As for your second question, I'd say no for a different reason. Consider the vector space $\mathbb{R}^{n}$ over $\mathbb{R}$ for $n \geq 3$. Then $\mathbb{R}^{n} = \mathbb{R} \times \mathbb{R} \times \cdots \times \mathbb{R}$ is not a finite extension of $\mathbb{R}$, it's the Cartesian product of $n$ copies of $\mathbb{R}$.
A vector space over a field can be regarded as an extension of that field as long as you can equip the vector space with an appropriate concept of product that satisfies the field axioms.
For example, equipping $\mathbb{R}^2$ with the product $(a,b) \times (c,d) = (ac-bd, ad+bc)$ creates a field which is an extension of $\mathbb{R}$. Since $(0,1) \times (0,1) = (-1,0)$ we realise that we can identify $(0,1)$ with $i=\sqrt{-1}$ and we have created the field extension $\mathbb{R}(i)$ which is the field of complex numbers.
Or we can equip $\mathbb{Q}^2$ with the product $(a,b) \times (c,d) = (ac+2bd, ad+bc)$. Now $(0,1) \times (0,1) = (2,0)$ so we can identify $(0,1)$ with $\sqrt{2}$ and we have created the field extension $\mathbb{Q}(\sqrt{2})$.

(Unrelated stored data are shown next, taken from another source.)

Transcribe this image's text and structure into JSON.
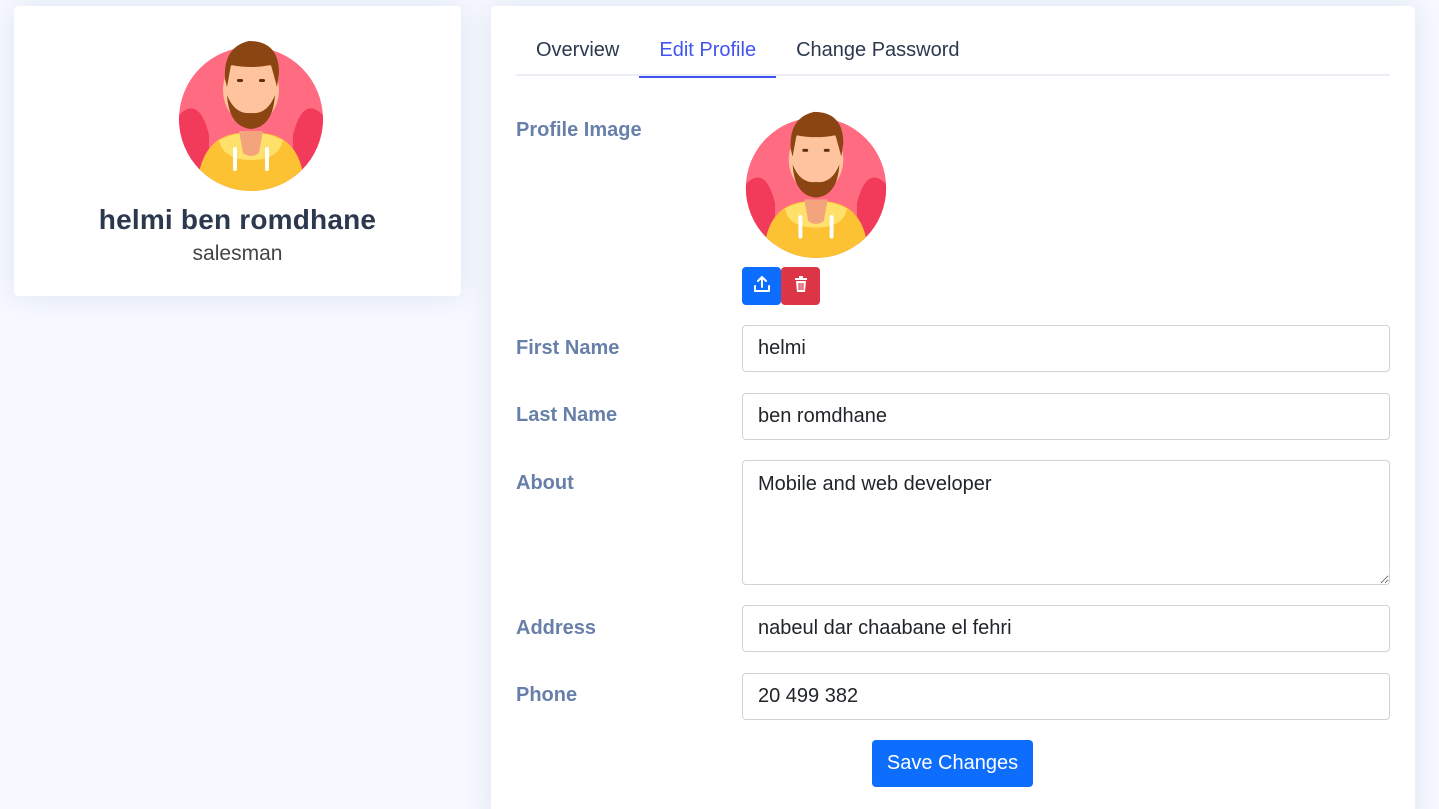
{
  "profile_card": {
    "name": "helmi ben romdhane",
    "role": "salesman"
  },
  "tabs": [
    {
      "label": "Overview",
      "active": false
    },
    {
      "label": "Edit Profile",
      "active": true
    },
    {
      "label": "Change Password",
      "active": false
    }
  ],
  "form": {
    "profile_image_label": "Profile Image",
    "upload_icon": "upload-icon",
    "delete_icon": "trash-icon",
    "first_name": {
      "label": "First Name",
      "value": "helmi"
    },
    "last_name": {
      "label": "Last Name",
      "value": "ben romdhane"
    },
    "about": {
      "label": "About",
      "value": "Mobile and web developer"
    },
    "address": {
      "label": "Address",
      "value": "nabeul dar chaabane el fehri"
    },
    "phone": {
      "label": "Phone",
      "value": "20 499 382"
    },
    "save_label": "Save Changes"
  },
  "colors": {
    "accent": "#4154f1",
    "primary": "#0d6efd",
    "danger": "#dc3545",
    "label": "#899bbd",
    "background": "#f6f9ff"
  }
}
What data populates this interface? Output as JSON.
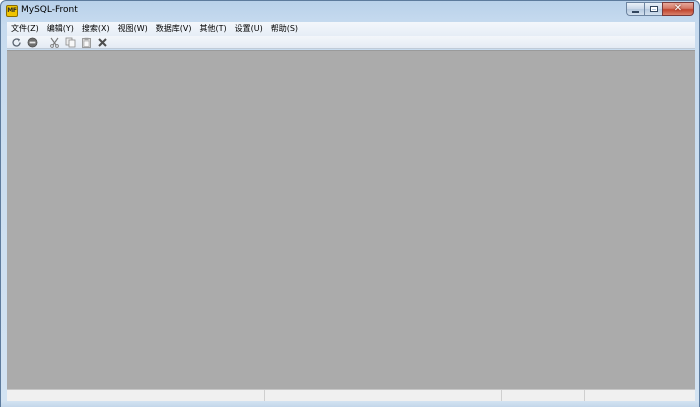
{
  "window": {
    "title": "MySQL-Front",
    "app_icon_text": "MF"
  },
  "caption": {
    "minimize_icon": "minimize-icon",
    "maximize_icon": "maximize-icon",
    "close_icon": "close-icon",
    "close_glyph": "✕"
  },
  "menubar": {
    "items": [
      {
        "label": "文件(Z)"
      },
      {
        "label": "编辑(Y)"
      },
      {
        "label": "搜索(X)"
      },
      {
        "label": "视图(W)"
      },
      {
        "label": "数据库(V)"
      },
      {
        "label": "其他(T)"
      },
      {
        "label": "设置(U)"
      },
      {
        "label": "帮助(S)"
      }
    ]
  },
  "toolbar": {
    "buttons": [
      {
        "icon": "refresh-icon"
      },
      {
        "icon": "stop-icon"
      },
      {
        "icon": "cut-icon"
      },
      {
        "icon": "copy-icon"
      },
      {
        "icon": "paste-icon"
      },
      {
        "icon": "delete-icon"
      }
    ]
  },
  "colors": {
    "client_background": "#ababab",
    "frame": "#c7dbef"
  }
}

Defining a concept of product that satisfies the field axioms is not always possible. For $n>2$ there is no product rule that makes $\mathbb{R}^n$ a field. It is possible to create interesting mathematical structures in this way, but they are not fields - for example, the quaternions can be defined by equipping $\mathbb{R}^4$ with a product, but this product is not commutative.